К тому же многие люди заблуждаются, считая, что блестящая побрякушка на груди или под воротником может изменить человека. Они, по-видимому, думают, что слюнтяй станет богатырем, а дурак сразу поумнеет, стоит только приколоть ему к мундиру орден, быть может даже заслуженный. А Берхем давно понял, что это не так, что если ордена на груди и могут изменить человека, то скорее к худшему. Но он видел людей обычно только в течение одной ночи, и раньше совсем их не знал. С уверенностью он мог сказать лишь одно: пить они не умеют, хотя и утверждают, что мастаки выпить, и каждый любит побахвалиться, какую уйму вина он выпил тогда-то и тогда-то, на такой-то и такой-то пирушке. Но когда они напьются, глядеть на них противно. Ночной бар, где кельнер Берхем провел тысячу пятьсот военных ночей, снабжался с черного рынка. На это смотрели сквозь пальцы. Надо же героям на отдыхе выпить, поесть и покурить. Хозяин бара, двадцативосьмилетний здоровяк, не попал в армию даже в декабре 1944 года. Воздушные налеты, постепенно разрушившие весь город, были ему не страшны – за городом, в лесу, у него была вилла, и в пей бомбоубежище.

Иногда ему доставляло удовольствие пригласить к себе двух-трех особенно понравившихся ему героев, он увозил их на собственной машине и радушно потчевал на своей вилле.

Тысячу пятьсот военных ночей напролет Берхем внимательно наблюдал все, что происходило у него на глазах, зачастую ему приходилось принимать на себя роль слушателя, но рассказы о бесчисленных атаках и окружениях нагоняли на него тоску. Одно время он подумывал записать их в назидание потомству, но слишком уж много было рукопашных схваток, слишком много окружений и слишком много непризнанных героев, которые не получили заслуженных наград, только потому, что… Берхем уж достаточно наслушался таких рассказов, да и вообще ему война надоела. Но иные под хмельком рассказывали и правду; он узнавал правду и от некоторых героев, и от женщин из бара, которых война занесла сюда из Франции и Польши, из Венгрии и Румынии. С ними у Берхема были всегда хорошие отношения. Вот эти умели петь, а он всегда питал слабость к женщинам, с которыми понастоящему можно выпить.

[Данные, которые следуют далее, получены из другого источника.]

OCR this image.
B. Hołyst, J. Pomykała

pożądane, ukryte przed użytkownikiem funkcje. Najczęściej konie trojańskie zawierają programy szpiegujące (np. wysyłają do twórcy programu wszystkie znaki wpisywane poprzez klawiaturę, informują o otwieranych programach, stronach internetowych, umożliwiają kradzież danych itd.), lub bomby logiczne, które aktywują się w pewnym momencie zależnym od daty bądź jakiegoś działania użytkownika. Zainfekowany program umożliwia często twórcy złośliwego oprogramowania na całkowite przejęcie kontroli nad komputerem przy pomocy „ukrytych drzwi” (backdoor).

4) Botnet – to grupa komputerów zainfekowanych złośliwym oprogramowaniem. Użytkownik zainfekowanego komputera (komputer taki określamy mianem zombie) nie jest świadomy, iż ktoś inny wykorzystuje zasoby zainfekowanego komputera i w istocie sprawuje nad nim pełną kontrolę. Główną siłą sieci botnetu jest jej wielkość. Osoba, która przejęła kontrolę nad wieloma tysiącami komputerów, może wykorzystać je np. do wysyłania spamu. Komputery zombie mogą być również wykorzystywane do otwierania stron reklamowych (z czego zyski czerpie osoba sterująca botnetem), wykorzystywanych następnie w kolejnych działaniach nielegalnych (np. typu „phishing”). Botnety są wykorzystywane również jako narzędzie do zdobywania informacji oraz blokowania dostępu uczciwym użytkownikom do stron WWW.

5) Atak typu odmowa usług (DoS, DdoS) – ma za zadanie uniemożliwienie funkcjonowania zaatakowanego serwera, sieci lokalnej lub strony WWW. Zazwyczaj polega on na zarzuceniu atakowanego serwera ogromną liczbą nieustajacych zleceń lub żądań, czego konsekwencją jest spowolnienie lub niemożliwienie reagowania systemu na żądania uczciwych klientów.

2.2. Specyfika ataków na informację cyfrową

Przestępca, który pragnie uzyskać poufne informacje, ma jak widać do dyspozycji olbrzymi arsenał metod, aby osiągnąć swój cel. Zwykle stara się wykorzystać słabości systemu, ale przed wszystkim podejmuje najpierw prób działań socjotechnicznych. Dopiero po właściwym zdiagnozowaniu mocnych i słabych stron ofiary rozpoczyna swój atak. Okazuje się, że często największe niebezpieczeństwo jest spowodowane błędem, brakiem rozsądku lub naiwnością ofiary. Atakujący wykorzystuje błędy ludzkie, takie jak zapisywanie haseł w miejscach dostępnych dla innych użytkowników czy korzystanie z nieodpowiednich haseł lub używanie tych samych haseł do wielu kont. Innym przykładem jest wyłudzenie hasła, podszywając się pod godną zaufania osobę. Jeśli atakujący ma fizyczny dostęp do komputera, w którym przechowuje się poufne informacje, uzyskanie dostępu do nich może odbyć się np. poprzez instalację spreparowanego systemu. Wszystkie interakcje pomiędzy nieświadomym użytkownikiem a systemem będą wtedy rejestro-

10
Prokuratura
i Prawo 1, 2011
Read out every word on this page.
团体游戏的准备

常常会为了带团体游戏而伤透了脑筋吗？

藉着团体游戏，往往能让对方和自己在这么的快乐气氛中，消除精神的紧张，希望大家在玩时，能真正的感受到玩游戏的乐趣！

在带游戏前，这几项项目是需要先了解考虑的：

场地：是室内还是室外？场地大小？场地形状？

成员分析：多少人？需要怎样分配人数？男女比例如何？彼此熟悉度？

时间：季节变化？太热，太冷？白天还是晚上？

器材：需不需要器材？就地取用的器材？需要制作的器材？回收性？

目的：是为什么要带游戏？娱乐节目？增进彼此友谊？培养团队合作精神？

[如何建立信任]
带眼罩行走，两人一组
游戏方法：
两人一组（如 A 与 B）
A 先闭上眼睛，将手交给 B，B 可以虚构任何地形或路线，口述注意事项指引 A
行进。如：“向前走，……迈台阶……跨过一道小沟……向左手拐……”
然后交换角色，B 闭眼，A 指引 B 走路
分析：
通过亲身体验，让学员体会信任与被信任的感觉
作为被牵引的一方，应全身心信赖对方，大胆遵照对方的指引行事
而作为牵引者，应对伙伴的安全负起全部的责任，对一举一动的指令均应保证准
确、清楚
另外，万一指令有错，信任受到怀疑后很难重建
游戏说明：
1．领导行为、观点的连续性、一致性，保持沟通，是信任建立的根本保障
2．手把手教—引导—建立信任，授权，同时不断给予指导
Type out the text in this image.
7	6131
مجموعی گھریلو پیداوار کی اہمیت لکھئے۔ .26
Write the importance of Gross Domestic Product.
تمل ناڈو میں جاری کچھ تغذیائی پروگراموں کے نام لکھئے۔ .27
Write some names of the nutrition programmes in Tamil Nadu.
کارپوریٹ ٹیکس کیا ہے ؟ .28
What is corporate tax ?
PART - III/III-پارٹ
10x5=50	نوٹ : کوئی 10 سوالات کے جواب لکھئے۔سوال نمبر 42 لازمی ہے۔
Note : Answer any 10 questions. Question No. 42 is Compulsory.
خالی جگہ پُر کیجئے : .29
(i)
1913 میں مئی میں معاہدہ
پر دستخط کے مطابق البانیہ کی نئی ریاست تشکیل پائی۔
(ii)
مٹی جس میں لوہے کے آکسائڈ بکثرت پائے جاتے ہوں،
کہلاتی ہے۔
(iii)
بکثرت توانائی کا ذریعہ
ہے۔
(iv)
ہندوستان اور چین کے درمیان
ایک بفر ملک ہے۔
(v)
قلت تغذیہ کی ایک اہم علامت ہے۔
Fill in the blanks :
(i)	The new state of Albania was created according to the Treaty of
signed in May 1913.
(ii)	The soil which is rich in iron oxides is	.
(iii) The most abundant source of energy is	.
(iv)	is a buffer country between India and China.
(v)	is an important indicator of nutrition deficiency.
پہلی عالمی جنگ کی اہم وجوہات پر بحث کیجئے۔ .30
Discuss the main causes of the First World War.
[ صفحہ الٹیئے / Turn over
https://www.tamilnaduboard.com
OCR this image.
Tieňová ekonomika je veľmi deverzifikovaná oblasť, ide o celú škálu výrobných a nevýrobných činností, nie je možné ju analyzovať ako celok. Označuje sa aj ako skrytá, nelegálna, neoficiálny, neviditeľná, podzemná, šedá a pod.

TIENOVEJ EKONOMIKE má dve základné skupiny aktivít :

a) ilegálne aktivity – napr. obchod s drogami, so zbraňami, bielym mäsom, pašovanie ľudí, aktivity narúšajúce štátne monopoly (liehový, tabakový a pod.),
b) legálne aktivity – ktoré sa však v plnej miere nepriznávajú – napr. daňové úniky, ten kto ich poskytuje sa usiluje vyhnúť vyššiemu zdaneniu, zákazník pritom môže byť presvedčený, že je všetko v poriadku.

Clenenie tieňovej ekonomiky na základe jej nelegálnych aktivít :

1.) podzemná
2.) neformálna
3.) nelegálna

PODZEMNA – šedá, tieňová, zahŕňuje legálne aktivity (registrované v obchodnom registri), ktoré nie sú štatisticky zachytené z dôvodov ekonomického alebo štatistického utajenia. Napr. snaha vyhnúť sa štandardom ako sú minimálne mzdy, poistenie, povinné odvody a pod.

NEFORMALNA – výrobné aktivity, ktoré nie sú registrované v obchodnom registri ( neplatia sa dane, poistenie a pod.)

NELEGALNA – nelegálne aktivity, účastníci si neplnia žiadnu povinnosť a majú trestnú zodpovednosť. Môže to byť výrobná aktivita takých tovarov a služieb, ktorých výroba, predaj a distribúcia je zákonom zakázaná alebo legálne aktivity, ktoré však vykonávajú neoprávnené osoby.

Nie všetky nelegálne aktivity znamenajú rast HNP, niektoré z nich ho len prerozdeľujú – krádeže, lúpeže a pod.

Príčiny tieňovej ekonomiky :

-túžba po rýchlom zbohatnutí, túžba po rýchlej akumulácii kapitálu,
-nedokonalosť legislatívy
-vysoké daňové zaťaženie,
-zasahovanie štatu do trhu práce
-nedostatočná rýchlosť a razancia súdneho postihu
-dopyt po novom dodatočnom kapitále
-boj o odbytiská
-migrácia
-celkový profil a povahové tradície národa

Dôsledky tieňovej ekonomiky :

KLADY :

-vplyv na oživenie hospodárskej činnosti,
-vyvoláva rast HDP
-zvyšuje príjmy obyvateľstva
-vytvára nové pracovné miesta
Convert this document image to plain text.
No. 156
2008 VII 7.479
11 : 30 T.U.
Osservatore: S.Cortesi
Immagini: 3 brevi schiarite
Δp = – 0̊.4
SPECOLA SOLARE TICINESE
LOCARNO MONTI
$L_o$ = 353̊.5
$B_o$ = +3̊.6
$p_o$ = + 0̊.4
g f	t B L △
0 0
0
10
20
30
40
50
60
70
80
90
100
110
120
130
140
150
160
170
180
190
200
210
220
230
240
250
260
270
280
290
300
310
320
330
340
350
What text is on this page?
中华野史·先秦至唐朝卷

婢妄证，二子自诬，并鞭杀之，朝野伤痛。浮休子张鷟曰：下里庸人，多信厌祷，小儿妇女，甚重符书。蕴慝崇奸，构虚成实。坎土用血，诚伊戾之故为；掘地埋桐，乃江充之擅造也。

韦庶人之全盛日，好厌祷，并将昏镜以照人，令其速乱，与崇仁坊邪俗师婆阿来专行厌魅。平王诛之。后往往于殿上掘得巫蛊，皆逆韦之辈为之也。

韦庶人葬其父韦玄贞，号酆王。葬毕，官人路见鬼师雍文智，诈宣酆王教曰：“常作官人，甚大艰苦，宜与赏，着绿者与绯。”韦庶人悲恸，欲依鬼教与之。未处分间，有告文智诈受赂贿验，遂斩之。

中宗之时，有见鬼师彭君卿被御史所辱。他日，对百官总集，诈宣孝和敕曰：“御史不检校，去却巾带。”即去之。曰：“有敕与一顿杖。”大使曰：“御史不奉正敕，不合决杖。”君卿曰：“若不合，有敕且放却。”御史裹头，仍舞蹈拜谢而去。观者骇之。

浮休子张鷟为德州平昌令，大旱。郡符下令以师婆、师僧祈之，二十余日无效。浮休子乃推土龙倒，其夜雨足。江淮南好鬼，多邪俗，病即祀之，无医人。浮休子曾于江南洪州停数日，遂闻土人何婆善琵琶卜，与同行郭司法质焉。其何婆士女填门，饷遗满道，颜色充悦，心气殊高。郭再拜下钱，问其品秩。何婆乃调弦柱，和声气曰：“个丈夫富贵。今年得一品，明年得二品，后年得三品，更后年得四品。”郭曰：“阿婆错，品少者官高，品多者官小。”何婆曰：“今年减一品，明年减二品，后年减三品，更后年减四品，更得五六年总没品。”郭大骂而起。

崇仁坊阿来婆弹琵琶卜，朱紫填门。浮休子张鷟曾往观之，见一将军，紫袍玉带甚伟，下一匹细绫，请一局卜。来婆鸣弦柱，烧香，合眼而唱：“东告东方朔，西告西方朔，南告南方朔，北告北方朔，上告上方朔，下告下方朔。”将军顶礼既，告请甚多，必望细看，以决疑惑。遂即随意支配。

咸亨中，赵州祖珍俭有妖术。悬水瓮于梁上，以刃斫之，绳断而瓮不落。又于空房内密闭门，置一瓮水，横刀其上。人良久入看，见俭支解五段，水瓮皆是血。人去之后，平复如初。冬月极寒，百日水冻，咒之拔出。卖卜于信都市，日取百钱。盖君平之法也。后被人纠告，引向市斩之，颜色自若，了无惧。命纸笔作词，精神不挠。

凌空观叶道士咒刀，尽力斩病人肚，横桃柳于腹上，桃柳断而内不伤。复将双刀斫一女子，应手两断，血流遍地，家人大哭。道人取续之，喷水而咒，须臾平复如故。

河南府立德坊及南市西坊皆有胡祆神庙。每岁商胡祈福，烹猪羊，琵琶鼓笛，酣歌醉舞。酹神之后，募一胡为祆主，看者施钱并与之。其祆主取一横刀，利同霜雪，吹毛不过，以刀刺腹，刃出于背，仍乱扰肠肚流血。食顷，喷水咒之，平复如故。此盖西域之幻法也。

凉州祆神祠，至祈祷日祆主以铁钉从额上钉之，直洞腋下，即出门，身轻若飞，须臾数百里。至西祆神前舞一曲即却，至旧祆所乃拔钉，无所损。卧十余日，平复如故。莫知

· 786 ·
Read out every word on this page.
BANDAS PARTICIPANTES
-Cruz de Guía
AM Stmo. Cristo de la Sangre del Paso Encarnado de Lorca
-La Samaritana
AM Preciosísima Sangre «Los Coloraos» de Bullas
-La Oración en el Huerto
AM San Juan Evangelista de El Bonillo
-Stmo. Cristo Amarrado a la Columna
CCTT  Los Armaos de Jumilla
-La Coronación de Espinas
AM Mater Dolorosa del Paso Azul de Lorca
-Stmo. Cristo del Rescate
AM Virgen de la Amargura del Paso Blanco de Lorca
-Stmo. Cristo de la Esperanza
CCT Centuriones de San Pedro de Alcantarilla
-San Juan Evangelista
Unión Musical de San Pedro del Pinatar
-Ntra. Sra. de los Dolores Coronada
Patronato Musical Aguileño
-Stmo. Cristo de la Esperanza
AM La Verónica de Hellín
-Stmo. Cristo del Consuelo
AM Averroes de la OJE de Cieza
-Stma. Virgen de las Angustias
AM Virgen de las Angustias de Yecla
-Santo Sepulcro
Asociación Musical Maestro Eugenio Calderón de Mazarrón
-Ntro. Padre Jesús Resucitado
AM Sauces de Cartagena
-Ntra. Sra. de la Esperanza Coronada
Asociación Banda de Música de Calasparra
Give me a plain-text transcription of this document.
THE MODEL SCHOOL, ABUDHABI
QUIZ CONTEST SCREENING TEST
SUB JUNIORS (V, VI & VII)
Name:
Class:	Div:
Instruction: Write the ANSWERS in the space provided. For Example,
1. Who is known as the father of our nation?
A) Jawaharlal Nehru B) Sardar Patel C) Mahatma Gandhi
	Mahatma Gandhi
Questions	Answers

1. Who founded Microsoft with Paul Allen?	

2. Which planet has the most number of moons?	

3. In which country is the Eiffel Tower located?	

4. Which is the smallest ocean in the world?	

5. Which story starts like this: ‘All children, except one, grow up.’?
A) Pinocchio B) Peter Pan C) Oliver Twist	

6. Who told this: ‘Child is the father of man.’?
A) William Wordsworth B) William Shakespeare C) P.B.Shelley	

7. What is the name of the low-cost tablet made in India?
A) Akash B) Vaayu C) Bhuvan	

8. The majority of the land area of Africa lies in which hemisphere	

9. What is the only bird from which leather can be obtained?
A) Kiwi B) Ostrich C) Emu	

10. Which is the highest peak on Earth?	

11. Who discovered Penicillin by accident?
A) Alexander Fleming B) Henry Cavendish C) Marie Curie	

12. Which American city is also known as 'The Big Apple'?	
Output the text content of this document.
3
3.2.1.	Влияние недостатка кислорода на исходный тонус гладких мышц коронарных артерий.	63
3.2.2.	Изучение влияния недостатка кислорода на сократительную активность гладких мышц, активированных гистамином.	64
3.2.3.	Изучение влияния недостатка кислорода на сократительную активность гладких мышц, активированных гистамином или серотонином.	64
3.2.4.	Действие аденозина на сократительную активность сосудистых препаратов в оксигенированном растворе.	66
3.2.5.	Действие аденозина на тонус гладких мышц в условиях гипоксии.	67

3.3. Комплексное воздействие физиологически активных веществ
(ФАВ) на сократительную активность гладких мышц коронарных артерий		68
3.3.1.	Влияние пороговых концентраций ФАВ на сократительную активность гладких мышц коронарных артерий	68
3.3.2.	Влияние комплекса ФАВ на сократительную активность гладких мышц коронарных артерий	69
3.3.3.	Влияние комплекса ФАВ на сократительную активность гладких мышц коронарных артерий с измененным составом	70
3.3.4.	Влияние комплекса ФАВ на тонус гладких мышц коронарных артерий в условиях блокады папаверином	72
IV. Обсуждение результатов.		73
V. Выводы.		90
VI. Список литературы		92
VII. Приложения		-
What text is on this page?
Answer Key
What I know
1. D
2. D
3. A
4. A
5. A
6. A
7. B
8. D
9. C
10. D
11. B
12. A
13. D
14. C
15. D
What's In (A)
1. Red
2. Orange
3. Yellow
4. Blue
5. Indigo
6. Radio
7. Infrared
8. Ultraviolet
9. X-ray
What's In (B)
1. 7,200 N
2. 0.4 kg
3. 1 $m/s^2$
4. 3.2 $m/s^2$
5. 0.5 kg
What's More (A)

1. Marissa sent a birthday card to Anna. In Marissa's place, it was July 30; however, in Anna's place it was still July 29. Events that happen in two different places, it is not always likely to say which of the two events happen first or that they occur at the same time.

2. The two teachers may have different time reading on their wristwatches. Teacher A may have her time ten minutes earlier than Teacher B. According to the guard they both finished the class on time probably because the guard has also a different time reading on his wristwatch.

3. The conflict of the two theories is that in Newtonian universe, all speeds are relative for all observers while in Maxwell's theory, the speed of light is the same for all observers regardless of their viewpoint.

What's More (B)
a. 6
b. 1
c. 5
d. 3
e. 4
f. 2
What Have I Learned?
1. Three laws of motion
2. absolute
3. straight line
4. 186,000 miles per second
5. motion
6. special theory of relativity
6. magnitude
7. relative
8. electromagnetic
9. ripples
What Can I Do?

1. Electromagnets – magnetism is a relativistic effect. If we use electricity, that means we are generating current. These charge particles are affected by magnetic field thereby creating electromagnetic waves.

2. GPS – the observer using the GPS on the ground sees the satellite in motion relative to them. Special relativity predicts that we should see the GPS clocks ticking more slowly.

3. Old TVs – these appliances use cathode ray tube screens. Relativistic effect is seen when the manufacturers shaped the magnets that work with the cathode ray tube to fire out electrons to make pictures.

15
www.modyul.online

Но теперь Берхем лежал на крыше сарая в городке Ауэльберг, у него был бинокль, школьная тетрадка, несколько карандашей и часы на руке, он должен был вести наблюдения за городком Вайдесгайм, расположенным в ста пятидесяти метрах от него, на противоположном берегу небольшой речки, и заносить в школьную тетрадку все, что заметит. В Вайдесгайме особенно не на что было смотреть. Чуть ли не половину этого городка занимало каменное здание мармеладной фабрики, а фабрика не работала. Изредка по улице проходили люди, они шли на запад, в направлении Гайдесгайма, и сразу же исчезали в тесных переулках. Люди поднимались в горы – в свои сады и виноградники, и Берхем видел, как они работают там, наверху, за Гайдесгаймом. Но все, что происходило вне Вайдесгайма, заносить в школьную тетрадку не требовалось. Огневой взвод, в котором Берхему досталась роль наблюдателя, получал только семь снарядов на день – для одного орудия; снаряды эти надо было как-то израсходовать, иначе их и вовсе перестали бы выдавать, но, имея семь снарядов, нечего было и думать о дуэли с американцами, засевшими в Гайдесгайме. Стрелять в них было даже запрещено, потому что на каждый выстрел американцы отвечали ураганным огнем, они были очень раздражительны. И Берхем заносил в свою школьную тетрадь совершенно бесполезные записи, вроде следующей: «В 10 часов 30 минут американский легковой автомобиль подъехал со стороны Гайдесгайма к дому, что рядом с воротами мармеладной фабрики. Машина стояла возле мармеладной фабрики. Выехала в обратный путь в 11 часов 15 минут». Машина приходила каждый день и около часу простаивала на расстоянии ста пятидесяти метров от него, но заносить это в тетрадь было не к чему. По этой машине все равно не стреляли. Из машины всякий раз выходил американский солдат, обычно он почти целый час оставался в доме и потом уезжал обратно.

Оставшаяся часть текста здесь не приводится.